Я вышел и на углу больничного здания вытащил из водосточной трубы плащ и беретку. Плащ надел прямо на халат. Мимо шла женщина. Смотрела, как я отряхиваюсь.

Я шел не разбирая дороги.

Район был незнакомый. Дом, и еще дом, и снова дом. Я видел Гальку – она лежала на каталке с белым как мел и грубым лицом. Баба. И закрытые глаза. Узенькие щели синевы под веками.

Не хнычь, говорил я себе. Это любовь. Это и есть любовь. Поэтому у тебя и руки трясутся, и в глазах поэтому. Вот именно. Живи и тихо-тихо жди. А если не хватает терпения, можешь пойти на Крымский мост и прыгнуть вниз.

* * *

В некоторых своих деталях жизнь стала однообразной. Утром – базар, потом – больница. Икру и красную рыбу я доставал в ресторане. Забегал туда на пять минут. Ну, на десять. Официант не желал отпускать оптом.
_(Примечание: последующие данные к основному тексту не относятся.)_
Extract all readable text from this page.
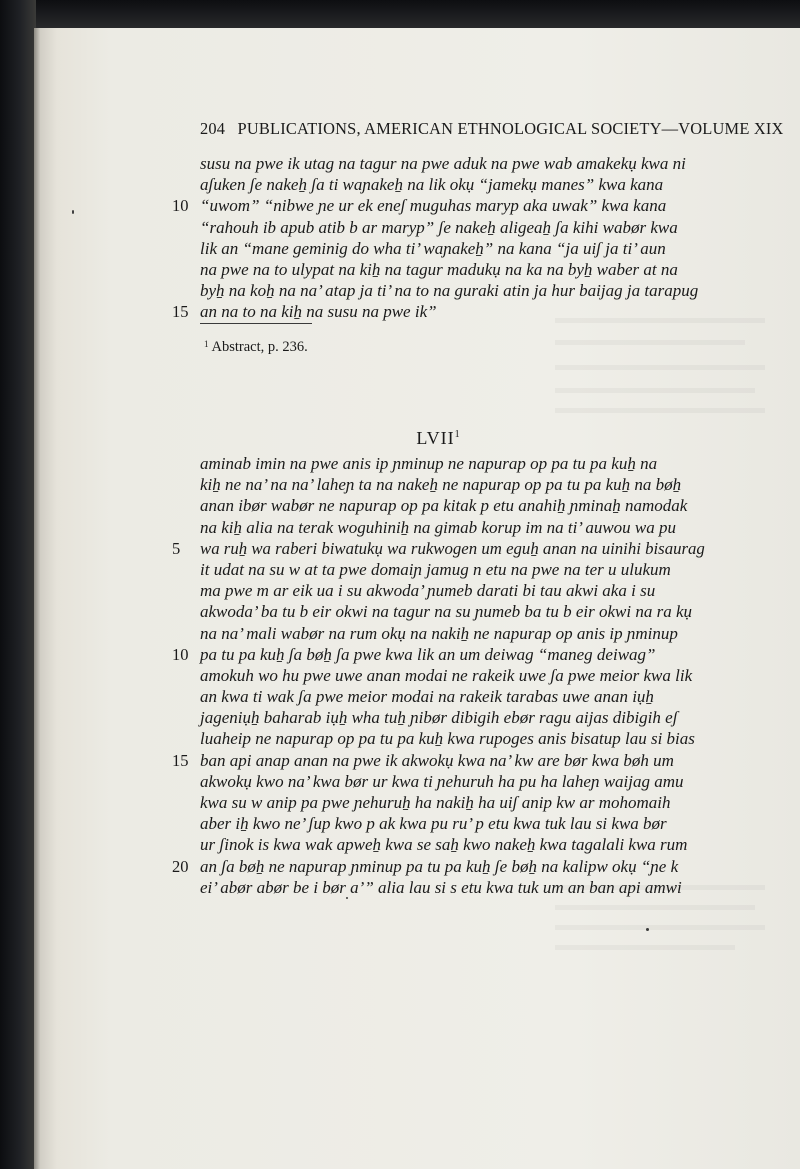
204 PUBLICATIONS, AMERICAN ETHNOLOGICAL SOCIETY—VOLUME XIX
susu na pwe ik utag na tagur na pwe aduk na pwe wab amakekụ kwa ni
aʃuken ʃe nakeẖ ʃa ti waɲakeẖ na lik okụ “jamekụ manes” kwa kana
10 “uwom” “nibwe ɲe ur ek eneʃ muguhas maryp aka uwak” kwa kana
“rahouh ib apub atib b ar maryp” ʃe nakeẖ aligeaẖ ʃa kihi wabør kwa
lik an “mane geminig do wha ti’ waɲakeẖ” na kana “ja uiʃ ja ti’ aun
na pwe na to ulypat na kiẖ na tagur madukụ na ka na byẖ waber at na
byẖ na koẖ na na’ atap ja ti’ na to na guraki atin ja hur baijag ja tarapug
15 an na to na kiẖ na susu na pwe ik”
$^1$ Abstract, p. 236.
LVII$^1$
aminab imin na pwe anis ip ɲminup ne napurap op pa tu pa kuẖ na
kiẖ ne na’ na na’ laheɲ ta na nakeẖ ne napurap op pa tu pa kuẖ na bøẖ
anan ibør wabør ne napurap op pa kitak p etu anahiẖ ɲminaẖ namodak
na kiẖ alia na terak woguhiniẖ na gimab korup im na ti’ auwou wa pu
5 wa ruẖ wa raberi biwatukụ wa rukwogen um eguẖ anan na uinihi bisaurag
it udat na su w at ta pwe domaiɲ jamug n etu na pwe na ter u ulukum
ma pwe m ar eik ua i su akwoda’ ɲumeb darati bi tau akwi aka i su
akwoda’ ba tu b eir okwi na tagur na su ɲumeb ba tu b eir okwi na ra kụ
na na’ mali wabør na rum okụ na nakiẖ ne napurap op anis ip ɲminup
10 pa tu pa kuẖ ʃa bøẖ ʃa pwe kwa lik an um deiwag “maneg deiwag”
amokuh wo hu pwe uwe anan modai ne rakeik uwe ʃa pwe meior kwa lik
an kwa ti wak ʃa pwe meior modai na rakeik tarabas uwe anan iụẖ
jageniụẖ baharab iụẖ wha tuẖ ɲibør dibigih ebør ragu aijas dibigih eʃ
luaheip ne napurap op pa tu pa kuẖ kwa rupoges anis bisatup lau si bias
15 ban api anap anan na pwe ik akwokụ kwa na’ kw are bør kwa bøh um
akwokụ kwo na’ kwa bør ur kwa ti ɲehuruh ha pu ha laheɲ waijag amu
kwa su w anip pa pwe ɲehuruẖ ha nakiẖ ha uiʃ anip kw ar mohomaih
aber iẖ kwo ne’ ʃup kwo p ak kwa pu ru’ p etu kwa tuk lau si kwa bør
ur ʃinok is kwa wak apweẖ kwa se saẖ kwo nakeẖ kwa tagalali kwa rum
20 an ʃa bøẖ ne napurap ɲminup pa tu pa kuẖ ʃe bøẖ na kalipw okụ “ɲe k
ei’ abør abør be i bør a’” alia lau si s etu kwa tuk um an ban api amwi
Так и приходилось – соскребать икру с бутербродов, а рыбу брать порезанную ломтями.

– Видишь, как приходится выкручиваться, – корил я официанта, сгребая икру ножом.

– Ничего не знаю. Не положено.

Я с ним не спорил – я сгребал. Деньги нужны. И тогда все будет положено и уложено. И завернуто. Деньги – а вот денег-то у меня мало.
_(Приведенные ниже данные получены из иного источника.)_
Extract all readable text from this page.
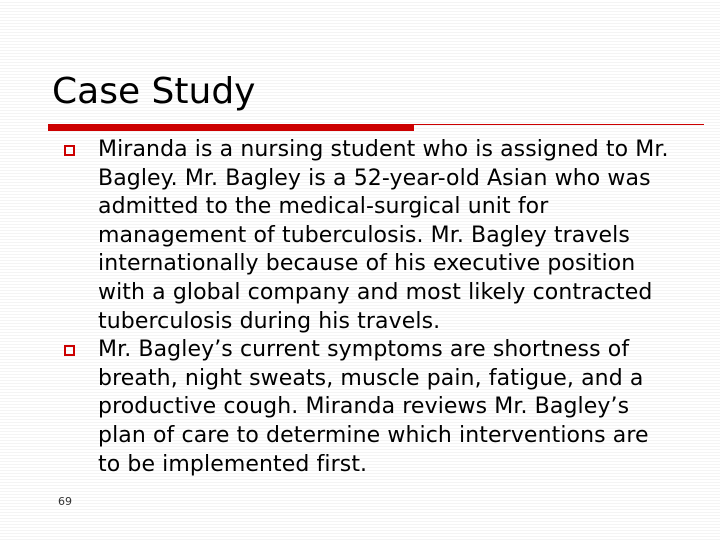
Case Study
Miranda is a nursing student who is assigned to Mr. Bagley. Mr. Bagley is a 52-year-old Asian who was admitted to the medical-surgical unit for management of tuberculosis. Mr. Bagley travels internationally because of his executive position with a global company and most likely contracted tuberculosis during his travels.
Mr. Bagley’s current symptoms are shortness of breath, night sweats, muscle pain, fatigue, and a productive cough. Miranda reviews Mr. Bagley’s plan of care to determine which interventions are to be implemented first.
69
А к вечеру я вдруг встретил Игоря Петрова.

– Привет! – заорал симпатичный коми. На нас оглядывались. А он шумел и совал мне какие-то листы. – Я здорово продвинулся. Станок будет чудо!

– Пошел ты со своим вонючим станком! (У меня и так голова болела.)

– Но ты хоть глянь, что я сделал.

– И не подумаю.

Мало того – я еще поперся к нему домой. И мы болтали до глубокой ночи. А за стенкой без конца жаловался сам себе на жизнь непросыхавший.

– Вы прекрасно сработались, – иронизировала Вика Журавлева.

Она была тут как тут – вдруг появилась ближе к ночи. Она жарила нам яичницу и держалась полноправной хозяйкой. Она не смущалась меня ничуть. Держалась спокойно. А если б я заикнулся о кой-каких ее студенческих похождениях, она просто проломила бы мне голову сковородкой. Уважаю таких. Женщина. Она накормила нас отменным ужином, а в два ночи, когда мы уже явно засиделись, выставила меня вон.

Мне до тоски зеленой не хотелось тащиться куда-то в ночь. Не хотелось быть в одиночестве.

– Знаешь, я, пожалуй, переночую у вас, – сказал я.

– Нет-нет, – сказала Вика.

– А что такого? Я постелю на полу. Я неприхотлив.

– Зато я прихотлива.

И она выразительно посмотрела на меня. Не желала спать втроем в одной комнате. Ее серые глаза были как сталь. Как закаленная сталь. Я сделал вид, что не понял. Я как раз бросил свой плащишко на пол. Вот, дескать, и постель. Она подняла плащ, встряхнула и надела мне на плечи. Уважаю таких.

* * *

Я шел ночными улицами, и на душе была какая-то собачья тоска. Ни фонари ночные не трогали. Ни небо. Ни высокие дома. Я шел выжатый как лимон. И никому не нужный.

Ну-ну, говорил я себе. Это на тебя не похоже.